What is the "node weight" of a vertex? I am reading a paper on weighted undirected graphs, and it states that if $A$ is the adjacency matrix of the graph $G$, then $a_{i,i}$ is the node weight of vertex $v_i$.  What does this mean?  Is there an edge of weight $a_{i,i}$ or of weight $a_{i,i}/2$ going from $v_i$ to itself?
 A: In general, node weights are just the numbers associated with each nodes. For example, the node weights in a binary search tree: http://en.wikipedia.org/wiki/Binary_search_tree
The node weight of a node $i$ is much more likely to be $a_{i,i}$, than $a_{i,i}/2$. And usually, it does not represent the weight of a self edge (e.g. the binary search tree).
Of course, all these depends on the intent and context of the paper. If you don't mind providing a link to the paper, I can take a look and (pardon the pun) weigh in on the matter.
Edit
This answer is expanded and discussed in the comments.
A: As they say at the beginning of Section 3 (p. 7), the authors are considering only simple undirected graphs; this means that the adjacency matrices are symmetric and in the unweighted case have zeroes on the main diagonal. They then explicitly allow themselves both node (vertex) weights and edge weights. Since the entries $a_{i,i}$ on the diagonal are otherwise unused, they are available for the vertex weights; an entry $a_{i,j}$ with $i\ne j$, which would be $1$ or $0$ for an unweighted graph depending on whether there was or was not an edge between vertex $i$ and vertex $j$, is used for the weight of that edge.

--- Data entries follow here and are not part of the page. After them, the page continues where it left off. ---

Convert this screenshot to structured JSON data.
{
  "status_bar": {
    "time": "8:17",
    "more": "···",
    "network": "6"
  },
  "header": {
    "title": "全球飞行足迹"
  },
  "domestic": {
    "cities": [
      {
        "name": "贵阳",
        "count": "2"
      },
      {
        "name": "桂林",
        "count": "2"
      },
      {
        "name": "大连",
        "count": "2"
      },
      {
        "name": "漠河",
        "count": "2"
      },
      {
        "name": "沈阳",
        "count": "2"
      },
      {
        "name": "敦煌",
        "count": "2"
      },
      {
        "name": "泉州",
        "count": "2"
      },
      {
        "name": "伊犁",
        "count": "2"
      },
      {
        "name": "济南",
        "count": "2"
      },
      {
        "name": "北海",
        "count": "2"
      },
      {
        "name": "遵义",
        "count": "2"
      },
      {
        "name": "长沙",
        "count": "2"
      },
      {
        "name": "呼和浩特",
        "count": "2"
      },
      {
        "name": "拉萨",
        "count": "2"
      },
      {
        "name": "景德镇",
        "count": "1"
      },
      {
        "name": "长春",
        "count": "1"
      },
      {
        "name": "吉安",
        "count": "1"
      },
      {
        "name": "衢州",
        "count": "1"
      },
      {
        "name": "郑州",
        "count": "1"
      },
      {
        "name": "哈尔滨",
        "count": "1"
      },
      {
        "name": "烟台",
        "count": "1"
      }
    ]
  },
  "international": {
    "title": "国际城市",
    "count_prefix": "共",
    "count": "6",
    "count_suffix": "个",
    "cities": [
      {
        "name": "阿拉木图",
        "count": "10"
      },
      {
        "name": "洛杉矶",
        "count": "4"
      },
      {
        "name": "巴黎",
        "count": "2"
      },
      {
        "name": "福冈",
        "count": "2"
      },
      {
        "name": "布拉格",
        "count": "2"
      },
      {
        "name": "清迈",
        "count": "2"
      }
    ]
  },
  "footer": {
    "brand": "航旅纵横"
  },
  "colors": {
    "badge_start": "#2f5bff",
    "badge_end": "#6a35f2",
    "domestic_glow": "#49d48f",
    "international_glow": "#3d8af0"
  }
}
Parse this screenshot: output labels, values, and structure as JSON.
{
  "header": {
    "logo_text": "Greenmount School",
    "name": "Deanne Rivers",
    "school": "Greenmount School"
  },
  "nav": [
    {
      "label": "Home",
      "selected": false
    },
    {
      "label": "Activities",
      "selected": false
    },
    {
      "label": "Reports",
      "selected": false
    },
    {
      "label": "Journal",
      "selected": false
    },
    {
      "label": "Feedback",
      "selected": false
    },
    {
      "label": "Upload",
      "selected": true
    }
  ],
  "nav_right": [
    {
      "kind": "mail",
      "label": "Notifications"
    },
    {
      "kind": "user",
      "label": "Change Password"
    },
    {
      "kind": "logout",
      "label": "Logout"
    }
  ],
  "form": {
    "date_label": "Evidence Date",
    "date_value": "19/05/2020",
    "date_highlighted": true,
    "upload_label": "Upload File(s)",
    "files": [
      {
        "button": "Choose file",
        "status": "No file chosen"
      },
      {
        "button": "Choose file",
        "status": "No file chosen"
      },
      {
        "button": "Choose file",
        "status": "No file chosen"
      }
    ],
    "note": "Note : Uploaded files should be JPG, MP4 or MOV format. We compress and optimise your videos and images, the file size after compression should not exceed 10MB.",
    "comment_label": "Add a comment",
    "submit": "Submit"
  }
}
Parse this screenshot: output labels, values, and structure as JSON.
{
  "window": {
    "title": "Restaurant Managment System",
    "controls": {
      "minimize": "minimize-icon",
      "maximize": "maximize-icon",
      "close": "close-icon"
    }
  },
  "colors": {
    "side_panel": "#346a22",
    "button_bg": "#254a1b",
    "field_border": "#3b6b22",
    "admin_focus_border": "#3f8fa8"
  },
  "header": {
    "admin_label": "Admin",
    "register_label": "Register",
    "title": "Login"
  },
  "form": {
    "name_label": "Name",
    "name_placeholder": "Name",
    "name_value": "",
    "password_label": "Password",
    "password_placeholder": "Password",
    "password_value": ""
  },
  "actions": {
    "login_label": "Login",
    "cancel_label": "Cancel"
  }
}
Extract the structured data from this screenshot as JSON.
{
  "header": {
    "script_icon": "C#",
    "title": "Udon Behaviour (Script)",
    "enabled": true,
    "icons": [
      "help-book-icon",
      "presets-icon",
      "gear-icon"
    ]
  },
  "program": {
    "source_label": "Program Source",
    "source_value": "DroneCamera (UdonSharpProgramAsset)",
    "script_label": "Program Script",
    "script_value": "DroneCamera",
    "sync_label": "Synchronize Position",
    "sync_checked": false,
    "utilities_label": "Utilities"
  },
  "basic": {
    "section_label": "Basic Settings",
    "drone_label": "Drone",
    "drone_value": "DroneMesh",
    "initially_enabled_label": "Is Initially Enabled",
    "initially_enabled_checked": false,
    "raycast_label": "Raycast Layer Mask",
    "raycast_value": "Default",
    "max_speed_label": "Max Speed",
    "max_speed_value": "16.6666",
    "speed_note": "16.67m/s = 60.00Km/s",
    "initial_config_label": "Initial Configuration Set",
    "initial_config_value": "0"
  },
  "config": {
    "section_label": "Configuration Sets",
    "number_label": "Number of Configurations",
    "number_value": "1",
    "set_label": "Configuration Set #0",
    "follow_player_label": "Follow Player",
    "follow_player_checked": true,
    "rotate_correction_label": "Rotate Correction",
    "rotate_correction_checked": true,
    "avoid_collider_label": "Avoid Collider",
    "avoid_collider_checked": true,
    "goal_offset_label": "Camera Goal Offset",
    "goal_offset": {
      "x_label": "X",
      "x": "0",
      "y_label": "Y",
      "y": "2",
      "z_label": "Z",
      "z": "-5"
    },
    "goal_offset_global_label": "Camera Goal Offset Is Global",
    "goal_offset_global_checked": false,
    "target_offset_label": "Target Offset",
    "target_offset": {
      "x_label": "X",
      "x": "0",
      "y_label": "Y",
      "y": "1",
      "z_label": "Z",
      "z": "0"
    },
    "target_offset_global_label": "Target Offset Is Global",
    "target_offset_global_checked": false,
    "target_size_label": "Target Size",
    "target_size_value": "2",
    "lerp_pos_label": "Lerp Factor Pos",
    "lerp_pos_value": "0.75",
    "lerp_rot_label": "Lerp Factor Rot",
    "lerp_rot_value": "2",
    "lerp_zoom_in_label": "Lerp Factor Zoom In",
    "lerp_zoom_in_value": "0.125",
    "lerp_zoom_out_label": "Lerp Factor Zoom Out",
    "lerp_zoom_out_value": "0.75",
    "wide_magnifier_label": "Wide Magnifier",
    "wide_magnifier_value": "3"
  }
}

All of this is confirmed by the last paragraph on p. 7:

Given a graph $\mathcal{G}$ defined on $n$ nodes, a labeling of the nodes of $\mathcal{G}$ is a function $\ell$ that maps the nodes of $\mathcal{G}$ onto distinct integers in $\{1,\dots,n\}$. An adjacency matrix in $\mathbf{S}^n$ is then said to represent or specify $\mathcal{G}$ if there exists a labeling $\ell$ of the nodes of $\mathcal{G}$ so that the weight of the edge between nodes $i$ and $j$ equals $A_{\ell(i)\ell(j)}$ for all pairs $\{i,j\}$ and the weight of node $i$ equals $A_{\ell(i)\ell(i)}$ for all $i$.

That last sentence makes it explicit that the diagonal entries give the vertex weights and the off-diagonal entries, the edge weights.